JOLTS Data Points to Loosening Labor Market
This morning, the U.S. Bureau of Labor Statistics released its Job Openings and Labor Turnover Survey (JOLTS) for February. The number declined to 7.6 million from 7.8 million in January. That’s a drop of almost 4.5 million from the March 2022 peak.

When we compare that to the 7.1 million unemployed people, it tells us there are just under 1.1 job openings for each available employee. That compares to the March 2022 peak just over 2.

The data means the available jobs to labor pool ratio is almost back to pre-pandemic levels. It also tells the Fed that the labor market continues to loosen. That’s a signal economic growth could slow, allowing to ease monetary policy more.
Based on the most recent number from the CME’s FedWatch tool, bond market investors are anticipating five rate cuts by the end of next year. They’ve also pulled forward expectations for this year, bumping their third rate cut expectation up to October compared to December previously.

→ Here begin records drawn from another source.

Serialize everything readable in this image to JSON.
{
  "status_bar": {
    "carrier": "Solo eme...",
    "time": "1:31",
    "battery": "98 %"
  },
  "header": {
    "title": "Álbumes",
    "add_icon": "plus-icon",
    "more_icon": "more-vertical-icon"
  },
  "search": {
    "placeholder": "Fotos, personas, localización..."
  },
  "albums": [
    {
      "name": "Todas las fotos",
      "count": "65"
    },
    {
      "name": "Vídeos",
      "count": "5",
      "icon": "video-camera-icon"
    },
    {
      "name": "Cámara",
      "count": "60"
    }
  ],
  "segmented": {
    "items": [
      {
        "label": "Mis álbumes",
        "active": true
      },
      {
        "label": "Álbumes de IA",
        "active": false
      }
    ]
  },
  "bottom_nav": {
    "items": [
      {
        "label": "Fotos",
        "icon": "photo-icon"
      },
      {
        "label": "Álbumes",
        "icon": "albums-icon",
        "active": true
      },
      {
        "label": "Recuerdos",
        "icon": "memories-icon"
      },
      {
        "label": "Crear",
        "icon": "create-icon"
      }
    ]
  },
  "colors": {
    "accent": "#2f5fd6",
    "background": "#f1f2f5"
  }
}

March numbers from regional Fed bank business surveys, show the hiring picture worsened across both the manufacturing and services sectors That points to slowing economic growth.
Based on the current real rate of interest (effective fed funds rate minus PCE) our central bank has roughly 190 basis points worth of rate cut room before it gets to zero. When we consider that from 2000 to 2020, it managed the number to -0.1%, it bumps the cushion up to 200 basis points.

At the end of the day, the central bank will have to do more to support the economy. That should support the outlook for a move down in yields and a rally in bond prices.